Das Pilotprojekt zur Entkriminalisierung in der kanadischen Provinz British Columbia im Jahr 2023 bietet einen wichtigen Kontrast. Trotz Kanadas universeller Gesundheitsversorgung und einer etablierten Infrastruktur zur Schadensminimierung gelang es nicht, das integrierte Modell Portugals zu replizieren. Polizisten waren nicht verpflichtet, Menschen an Dienstleistungen zu verweisen, Behandlungsanbieter erhielten keine zusätzlichen Mittel, und Wartelisten bestanden fort. Angesichts wachsender Bedenken hinsichtlich des öffentlichen Drogenkonsums ließ die Provinz das Experiment im Januar 2026 auslaufen.

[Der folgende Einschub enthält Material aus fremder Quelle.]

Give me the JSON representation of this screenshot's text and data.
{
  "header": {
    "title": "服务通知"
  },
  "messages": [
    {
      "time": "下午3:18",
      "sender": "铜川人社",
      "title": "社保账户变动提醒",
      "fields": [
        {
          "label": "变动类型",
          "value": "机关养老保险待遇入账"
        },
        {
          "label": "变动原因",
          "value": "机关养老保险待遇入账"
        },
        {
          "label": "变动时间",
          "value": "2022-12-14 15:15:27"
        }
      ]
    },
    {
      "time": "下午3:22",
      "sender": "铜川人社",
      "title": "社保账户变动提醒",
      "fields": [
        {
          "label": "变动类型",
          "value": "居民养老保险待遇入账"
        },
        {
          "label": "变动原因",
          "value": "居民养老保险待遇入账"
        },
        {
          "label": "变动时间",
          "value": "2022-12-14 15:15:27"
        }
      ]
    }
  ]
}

Noch deutlicher werden die Risiken am Beispiel des US-Bundesstaates Oregon. Die Wähler genehmigten dort 2020 die Measure 110, die den Drogenbesitz entkriminalisierte und Einnahmen aus der Cannabissteuer zur Ausweitung von Behandlungs- und Genesungsdienstleistungen lenkte. Ein staatlicher Audit vom Dezember 2025 offenbarte jedoch eine desaströse Umsetzung: instabile Führung, verzögerte Dienstleistungen und schlechte Koordination. Anders als in Portugal gelang es nicht, die Zustimmung der Strafverfolgungsbehörden zu sichern. Statt eines integrierten Versorgungssystems operierten neue Dienstleistungen oft parallel zum bereits fragmentierten System der Verhaltensgesundheit. Bereits 2024 re-kriminalisierten die Gesetzgeber in Oregon den Besitz – bevor überhaupt zuverlässige Daten vorlagen, um das Experiment zu bewerten.

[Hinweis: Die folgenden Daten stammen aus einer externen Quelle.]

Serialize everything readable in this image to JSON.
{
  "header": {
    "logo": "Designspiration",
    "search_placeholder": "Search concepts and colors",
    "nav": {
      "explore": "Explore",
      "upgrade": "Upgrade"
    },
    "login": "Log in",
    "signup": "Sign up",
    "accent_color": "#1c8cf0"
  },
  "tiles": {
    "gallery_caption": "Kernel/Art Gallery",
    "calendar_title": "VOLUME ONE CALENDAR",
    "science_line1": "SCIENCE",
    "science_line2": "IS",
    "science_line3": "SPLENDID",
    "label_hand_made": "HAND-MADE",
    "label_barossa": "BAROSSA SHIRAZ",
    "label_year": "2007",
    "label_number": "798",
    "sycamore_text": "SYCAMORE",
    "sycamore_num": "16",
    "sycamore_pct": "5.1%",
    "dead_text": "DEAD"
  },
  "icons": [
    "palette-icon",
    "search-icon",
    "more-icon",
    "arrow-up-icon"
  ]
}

Die wichtigste Lektion nach 25 Jahren

Fünfundzwanzig Jahre nach der portugiesischen Reform könnte die wichtigste Lehre nicht die Entkriminalisierung selbst sein. Vielmehr zeigt die Erfahrung des Landes, dass die Reduzierung der Schäden des Drogenkonsums den mühsamen Aufbau und die Aufrechterhaltung eines Systems erfordert, das Menschen mit Behandlung, Gesundheitsversorgung und sozialer Unterstützung verbindet – ohne Abstinenz zur Voraussetzung für Hilfe zu machen.

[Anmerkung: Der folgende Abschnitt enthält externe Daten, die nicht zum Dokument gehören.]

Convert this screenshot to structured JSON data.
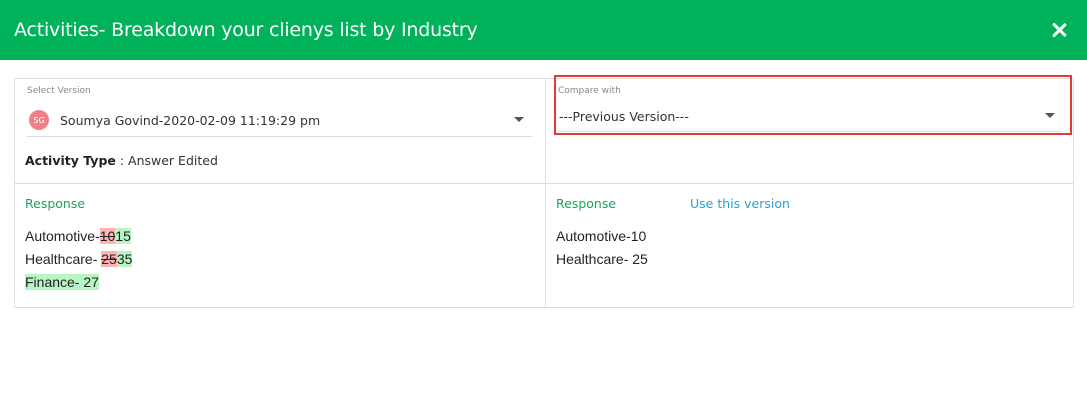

Die Autoren Sporer und Glover, die seit drei Jahren einen Kurs über Drogenpolitik und Schadensminimierung in Portugal unterrichten, betonen die pragmatischen Grundannahmen des portugiesischen Ansatzes: Menschen werden Drogen konsumieren, und die öffentliche Politik kann die damit verbundenen Schäden reduzieren, selbst wenn sie den Konsum nicht vollständig verhindern kann. In der Praxis bedeutet dies Maßnahmen wie die Bereitstellung steriler Konsumgeräte, die Ausweitung von Schadensminimierungsdiensten und die Einrichtung von Konsumräumen unter medizinischer Aufsicht.

Die finanziellen Investitionen Portugals in diese Strategie sind trotz Finanzkrisen und Haushaltskürzungen erhalten geblieben. Das Land adressiert auch begleitende Probleme wie Wohnungsmangel und Arbeitslosigkeit, die eine nachhaltige Genesung erschweren können. Für Deutschland, wo die Diskussion über eine Reform der Drogenpolitik immer wieder aufflammt, bietet das portugiesische Modell wertvolle Anschauung: Die Änderung von Drogengesetzen kann Teil des Projekts sein. Die härtere Arbeit besteht im Aufbau und der Erhaltung der Institutionen, die einen Public-Health-Ansatz überhaupt erst möglich machen.